Lo que acabamos de ver es el clásico vínculo flotante. Sin embargo, hay formas alternativas que implican el uso de la tapa y el piso. El tope es un valor máximo que puede alcanzar el cupón, mientras que el piso es el valor mínimo.

Supongamos un bono con un rendimiento del 1% + Euribor a 12 meses y supongamos que el Euribor a 12 meses es del 0,50%. Actualmente el cupón sería del 1,5%. Supongamos también que el bono tiene un tope del 3% y un piso del 1%.

Si el Euribor a 12 meses «volara» del 0,5% al 2,50%, el nuevo cupón sería del 3,50%. Sin embargo, como hay un límite del 3%, el cupón se detendrá en ese nivel y no llegará al 3,50%. Si en lugar de eso el Euribor a 12 meses se volviera negativo al -0,50%, entonces el cupón teórico sería del 0,50%.
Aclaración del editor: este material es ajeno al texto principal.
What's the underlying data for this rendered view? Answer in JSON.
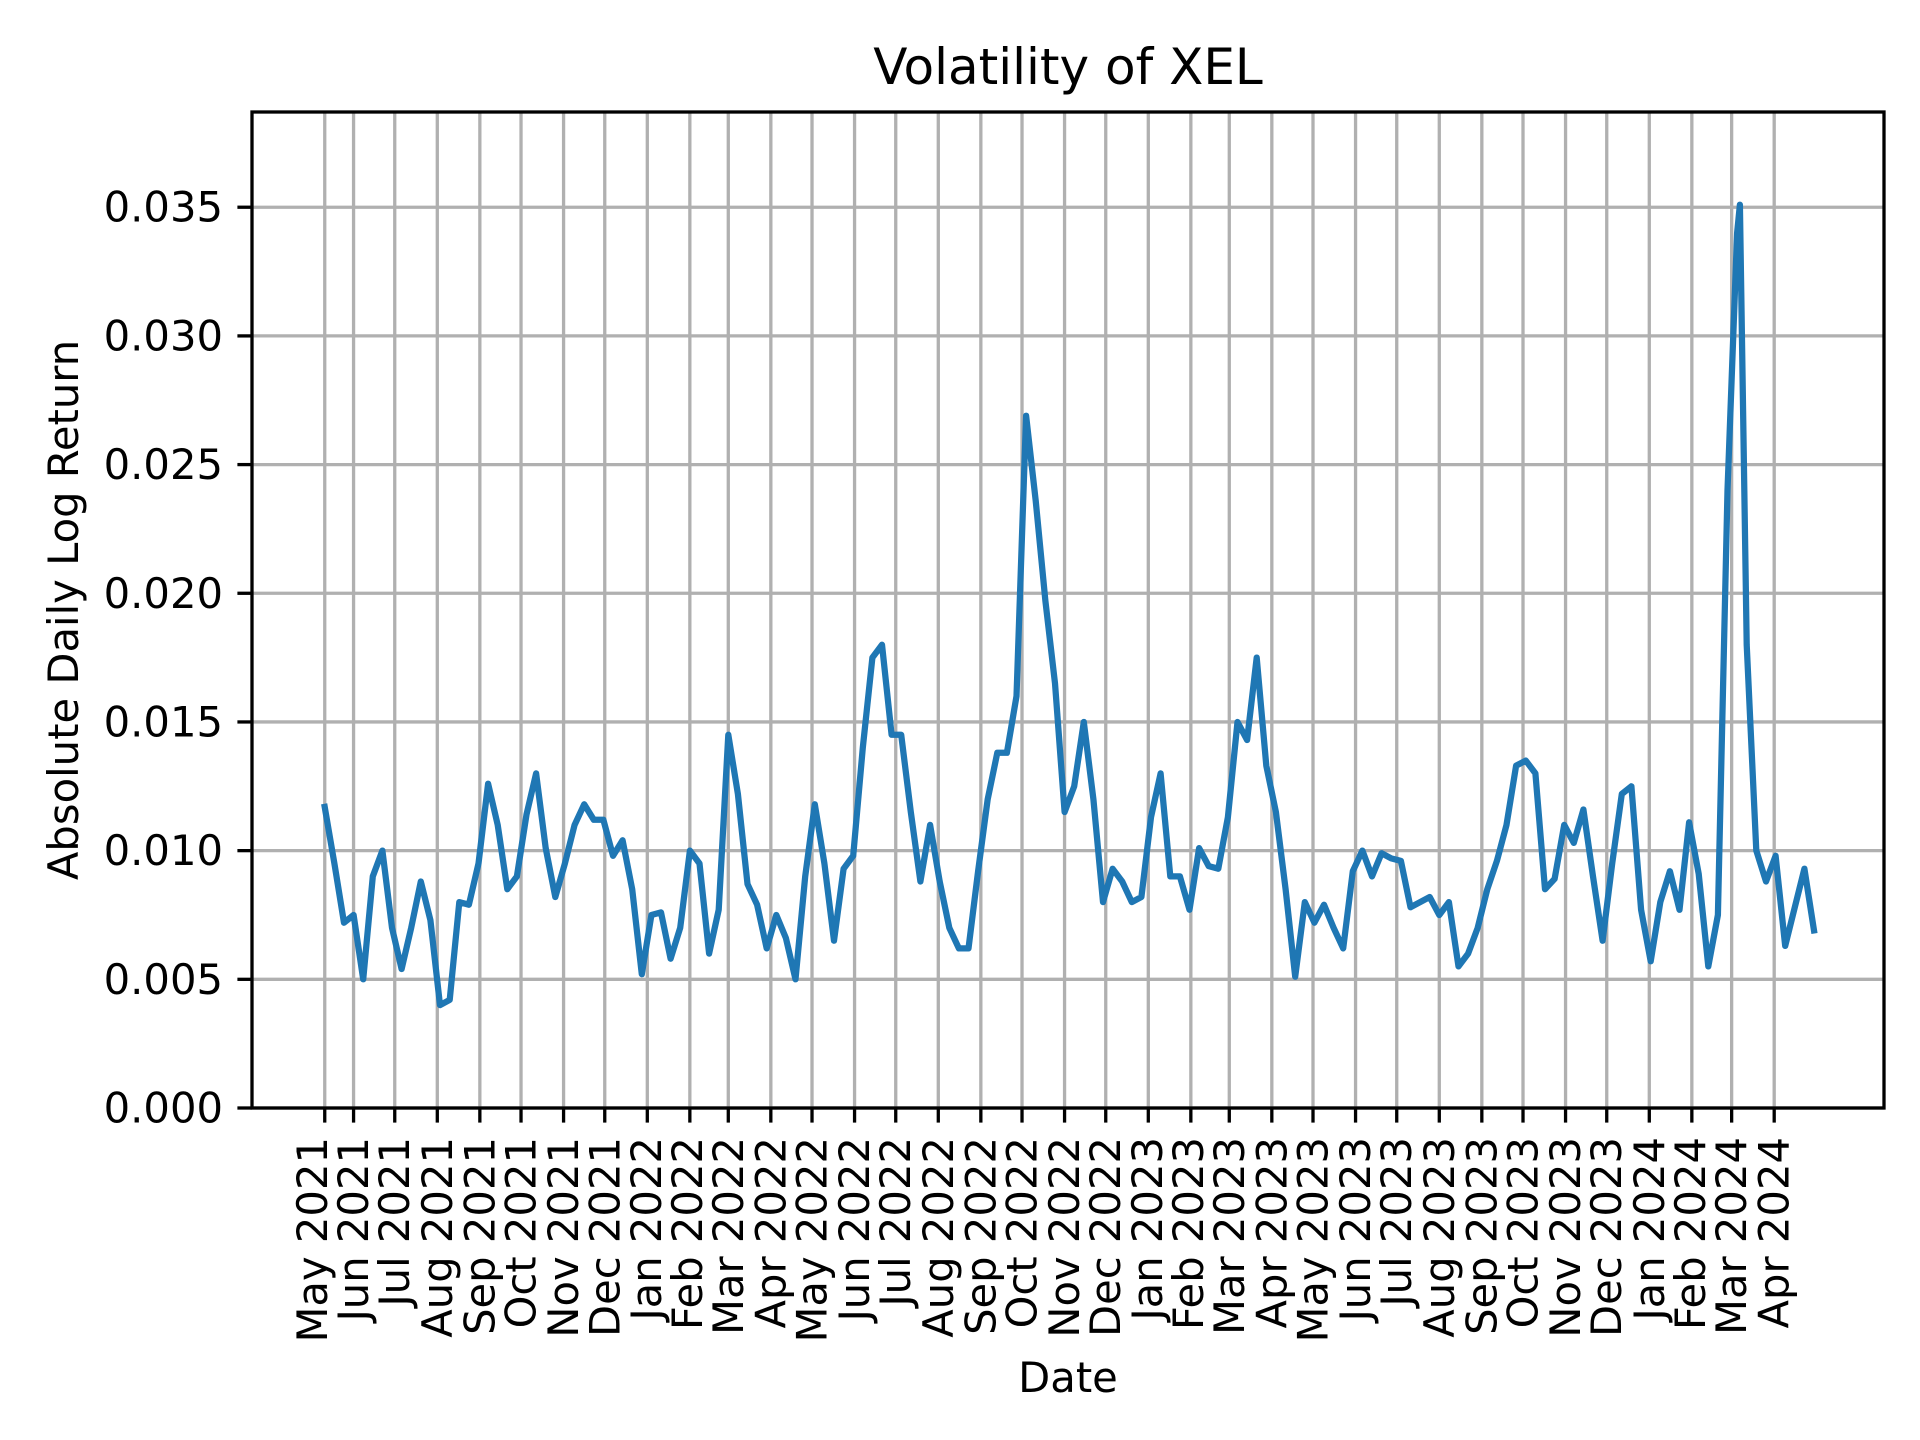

Sin embargo, gracias al piso del 1%, el cupón será igual a este último valor. Por lo tanto, con la tapa y el piso, «mitigas» la variabilidad del cupón. Por supuesto, esto inevitablemente terminará siendo incorporado al precio de la seguridad.

¿Vale la pena invertir en bonos flotantes?

Ahora que le he explicado el funcionamiento de estos bonos, veamos si vale la pena invertir en ellos. En este momento las tasas variables son muy bajas, por lo tanto también los cupones de estas acciones son realmente mínimos.

Sin embargo, teniendo en cuenta la tendencia al alza de los rendimientos a nivel mundial, se podrían recoger cupones cada vez más altos con el tiempo. Además, se reduciría considerablemente el riesgo del componente de bonos de la cartera.

Así que si quieres invertir en bonos, un bono flotante es definitivamente preferible en este momento a uno de tasa fija. Pero ten cuidado, porque eso no significa que sean baratos. Como le dije, los rendimientos son actualmente muy bajos y aunque tenderán a aumentar, no es seguro que esto suceda en unos pocos meses. En resumen, puede pasar algún tiempo antes de que empecemos a ver cupones de algún interés.